Rediscovering Lampman

by Laurie Miller


Archibald Lampman (1861-1899)

photo courtesy of
National Archives of Canada



Annual TPS PoetryTALK

February 12, 2005


 

When told it was Archibald Lampman whose work I would be expected to explicate, I was dismayed. I know practically nothing about the man's work. Lampman is a significant Canadian poet of the end of the 19th century; I knew that, but little else. I am not entirely alone in my ignorance.

It took a while to get into his poetry. I kept recollecting the TV show "Seinfeld": these are poems about nothing! And all that self-consciously "poetic" diction. All that "thine," and "thou wert here," stuff. So 19th century!

Well, Lampman is 19th century. Maybe that's a barrier to appreciating him now. He writes so precisely that, to us, those "poetic" notes seem jarring at first. But give him a fair chance: I think he's worth the effort. His poetry is like, apparently, he was. Attentive, hard to get to know, somewhat austere, controlled, but capable of a few firm, close and long-lasting friendships.

He wasn't writing for everybody, though of course he looked for recognition — why else would he or would any of us write? In fact, he once said, "I do not care a hang for anything but poetry." Anybody who says that gets my attention. Especially when he also can characterize life, as he once did, as "spectral and wonderful and strangely sad." Hmm. Could be interesting. Perhaps a bit disturbing.

Born in Morpeth, Ontario, near Chatham, where his father was a clergyman. There is a cairn in the churchyard on Highway 3 to his memory. Said cairn is largely the result of the efforts of his long-time friend Duncan Campbell Scott. Scott led the drive to collect funds to build the monument, and dryly professed himself unsurprised that Lampman's own family contributed but modestly. Because Lampman was born in 1861, he and his contemporaries are sometimes referred to as "the Confederation poets." In Lampman's case, at least, this has little to do with his major themes. He is never jingoistic or tub-thumpingly "patriotic," but his poetry could have been written nowhere else. The Canadian landscape simply permeates his work.

The family moved to Rice Lake as Lampman père was called to another church. Lampman had a bout of rheumatic fever there that "left him with a weakened heart," as they said in those days. It was that, evidently, that eventually killed him in 1899. Over-did it on a canoe trip and never quite recovered, dying after several months of decline.

Education at Trinity College School, then the University of Toronto and a degree in Classics.
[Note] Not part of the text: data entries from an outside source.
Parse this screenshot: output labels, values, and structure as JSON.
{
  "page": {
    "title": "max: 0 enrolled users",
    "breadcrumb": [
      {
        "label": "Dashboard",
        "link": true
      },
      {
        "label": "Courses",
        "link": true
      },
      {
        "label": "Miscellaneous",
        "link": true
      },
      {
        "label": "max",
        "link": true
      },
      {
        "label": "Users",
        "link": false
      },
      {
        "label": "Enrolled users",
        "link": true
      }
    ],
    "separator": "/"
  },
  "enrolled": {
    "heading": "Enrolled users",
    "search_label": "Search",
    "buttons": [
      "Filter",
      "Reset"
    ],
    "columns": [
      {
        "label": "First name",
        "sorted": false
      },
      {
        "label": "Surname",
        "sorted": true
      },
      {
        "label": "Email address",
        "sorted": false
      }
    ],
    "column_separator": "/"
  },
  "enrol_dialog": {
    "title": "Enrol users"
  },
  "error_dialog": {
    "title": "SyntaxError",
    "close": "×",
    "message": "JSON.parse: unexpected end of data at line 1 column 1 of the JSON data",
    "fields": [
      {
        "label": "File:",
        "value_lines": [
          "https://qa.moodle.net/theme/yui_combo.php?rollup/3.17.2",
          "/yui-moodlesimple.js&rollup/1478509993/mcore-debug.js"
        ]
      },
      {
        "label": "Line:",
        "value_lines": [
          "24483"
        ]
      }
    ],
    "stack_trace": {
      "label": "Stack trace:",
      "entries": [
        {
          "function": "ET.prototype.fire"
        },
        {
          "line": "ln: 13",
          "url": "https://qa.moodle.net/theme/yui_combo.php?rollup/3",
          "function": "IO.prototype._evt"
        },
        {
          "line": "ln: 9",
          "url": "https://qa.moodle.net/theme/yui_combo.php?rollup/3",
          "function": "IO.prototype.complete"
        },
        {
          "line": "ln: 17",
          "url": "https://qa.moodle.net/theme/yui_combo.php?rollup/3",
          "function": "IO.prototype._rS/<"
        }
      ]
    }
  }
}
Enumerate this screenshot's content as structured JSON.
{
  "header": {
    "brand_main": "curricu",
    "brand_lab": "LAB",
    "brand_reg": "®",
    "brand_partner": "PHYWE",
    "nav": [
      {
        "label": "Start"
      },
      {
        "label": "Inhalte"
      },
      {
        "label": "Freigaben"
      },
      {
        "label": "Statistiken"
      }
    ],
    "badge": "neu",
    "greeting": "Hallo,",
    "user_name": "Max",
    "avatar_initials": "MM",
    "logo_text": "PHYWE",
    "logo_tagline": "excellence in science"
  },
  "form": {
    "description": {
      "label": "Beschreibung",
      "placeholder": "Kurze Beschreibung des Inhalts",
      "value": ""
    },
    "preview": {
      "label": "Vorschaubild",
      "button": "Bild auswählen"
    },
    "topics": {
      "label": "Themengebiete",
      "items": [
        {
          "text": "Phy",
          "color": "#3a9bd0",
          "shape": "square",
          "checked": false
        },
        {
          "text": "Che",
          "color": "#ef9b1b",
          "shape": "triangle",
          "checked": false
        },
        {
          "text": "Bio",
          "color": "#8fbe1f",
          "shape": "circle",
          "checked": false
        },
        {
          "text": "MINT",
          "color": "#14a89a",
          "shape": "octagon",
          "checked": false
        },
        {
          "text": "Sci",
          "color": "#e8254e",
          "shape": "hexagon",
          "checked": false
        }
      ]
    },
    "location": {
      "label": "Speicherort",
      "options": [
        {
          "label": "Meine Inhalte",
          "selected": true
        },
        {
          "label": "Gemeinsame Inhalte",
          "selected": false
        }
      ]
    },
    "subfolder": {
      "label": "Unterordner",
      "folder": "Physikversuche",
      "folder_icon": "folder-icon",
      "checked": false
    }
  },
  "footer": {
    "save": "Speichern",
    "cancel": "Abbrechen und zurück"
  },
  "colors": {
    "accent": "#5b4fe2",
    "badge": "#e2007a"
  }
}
Two years' teaching high school in Orangeville, Ont. (hated it), then a job in Ottawa as a minor bureaucrat in the Post Office, which he held for the rest of his life. Never made a great salary, but sufficient upon which to live respectably, to marry, and to support a wife and a son and a daughter. Another child, a boy, died in infancy.

Quiet, respectable, but don't think of him as some culture-starved, unappreciated artiste manqué. His first book of poems was very well reviewed, even by the then-sonorous William Dean Howells in Harper's Magazine (April, 1889). Though his subsequent books didn't do quite as well he was eventually named "a prominent Canadian," and elected to the Royal Society of Canada in 1895. With fellow "Confederation poets" D. C. Scott and Wilfred Campbell he wrote a regular column of essays on diverse subjects for the Toronto Globe from 1892-93.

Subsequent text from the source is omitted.